THE WASTE WATCHERS: A Citizen's Handbook for Conserving Energy and Resources

By

Pub Date: April 25th, 1980
Publisher: Anchor/Doubleday

Followers of the conservation movement will learn nothing new here, and neophytes will not plow through the excess verbiage. Arthur Purcell, delegate to the UN Conference on Non-Waste Technology, spends much time defining waste and explaining its evils. Waste means ""excess,"" ""material out of place,"" or in thermodynamic terms, ""the inevitable by-product of efforts to use our resources."" It costs money, fuels inflation, degrades health and environment, and erodes our international bargaining power (greater dependence on foreign oil to make replacements for wasted goods weakens the dollar).

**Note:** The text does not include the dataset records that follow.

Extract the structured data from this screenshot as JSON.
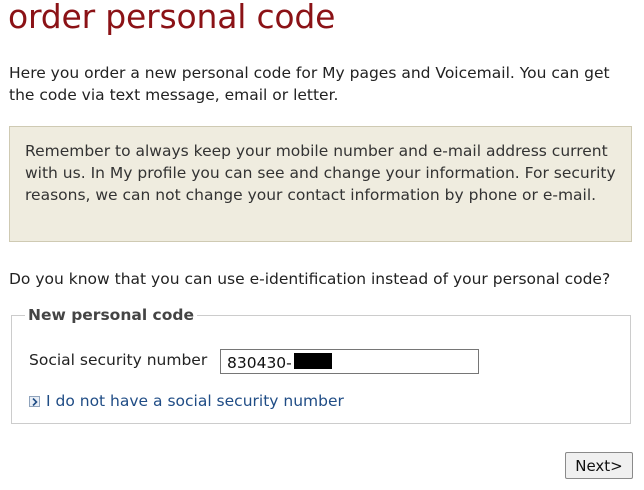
{
  "page": {
    "title": "order personal code",
    "intro": "Here you order a new personal code for My pages and Voicemail. You can get the code via text message, email or letter."
  },
  "notice": {
    "text": "Remember to always keep your mobile number and e-mail address current with us. In My profile you can see and change your information. For security reasons, we can not change your contact information by phone or e-mail."
  },
  "eid_question": "Do you know that you can use e-identification instead of your personal code?",
  "form": {
    "legend": "New personal code",
    "ssn_label": "Social security number",
    "ssn_value": "830430-",
    "ssn_redacted": true,
    "no_ssn_link": "I do not have a social security number",
    "link_icon": "arrow-right-icon"
  },
  "actions": {
    "next_label": "Next>"
  },
  "colors": {
    "title": "#8b1216",
    "notice_background": "#efecdf",
    "link": "#1f4c85"
  }
}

Purcell examines ""low technology"" approaches (recycling paper, metals, and glass, and simply buying less), and ""high technology"" efforts to turn garbage into energy, although this field is so fluid that several examples are already outdated. His Citizen's Action Guide advises composting food wastes, buying reusable containers, and overseeing local legislative efforts; his Entrepreneur's Guide to starting recycling centers discusses markets and transportation; and his endless tables (83 percent of the weight of instant tea is its package) are superfluous. Even those projects cited as innovative sound familiar (a California company recycling paper into newsprint, a Connecticut plant recycling glass), with one exception: a governmentally-supervised recycling effort in British Columbia. An important subject, clearly over-packaged.